Radial extracorporeal shock wave therapy for disabling pain due to severe primary knee osteoarthritis
Marta Imamura, Sandra Alamino, Wu Tu Hsing, Fábio Marcon Alfieri, Christoph Schmitz , Linamara Rizzo Battistella
Institute of Physical and Rehabilitation Medicine, University of São Paulo School of Medicine, São Paulo, Brazil. E-mail: firstname.lastname@example.org
Objective: To assess the efficacy and safety of radial extracorporeal shock wave therapy (rESWT) for disabling pain due to primary knee osteoarthritis.
Design: Randomized, placebo-controlled trial (level of evidence, 1).
Subjects: A total of 105 women with disabling pain due to primary knee osteoarthritis lasting for a mean of 103 months (range 3–480 months).
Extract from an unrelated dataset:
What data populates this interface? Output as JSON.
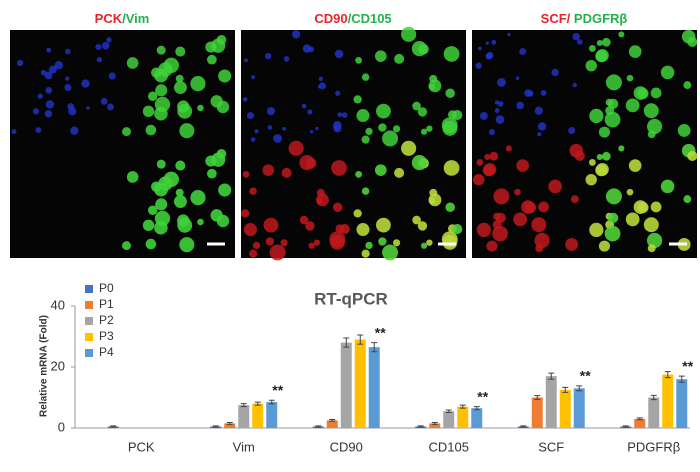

Methods: Patients received either rESWT (3 sessions, each one week apart, 2,000 rESWT impulses per session, positive energy flux density 0.10–0.16 mJ/mm2) or placebo treatment. Primary outcome measure was pain on movement 3 months after the final treatment session. Secondary outcomes were pain, stiffness and limitations in physical function on the Western Ontario and McMaster Universities Osteoarthritis (WOMAC) Index and the level of tolerance to pressure over muscles, tendons, ligaments and skin at both the treated and the untreated side at 1 week and 3 months follow-up examinations.
Results: Compared with placebo treatment, rESWT led to a statistically significant improvement only in mean WOMAC scores for pain and a few of the pressure measurements.
Conclusion: rESWT, as performed in the present study, is not efficient for treating patients with disabling pain due to primary knee osteoarthritis. Published data indicate that substantially higher energy flux densities are necessary for treatment success in this condition.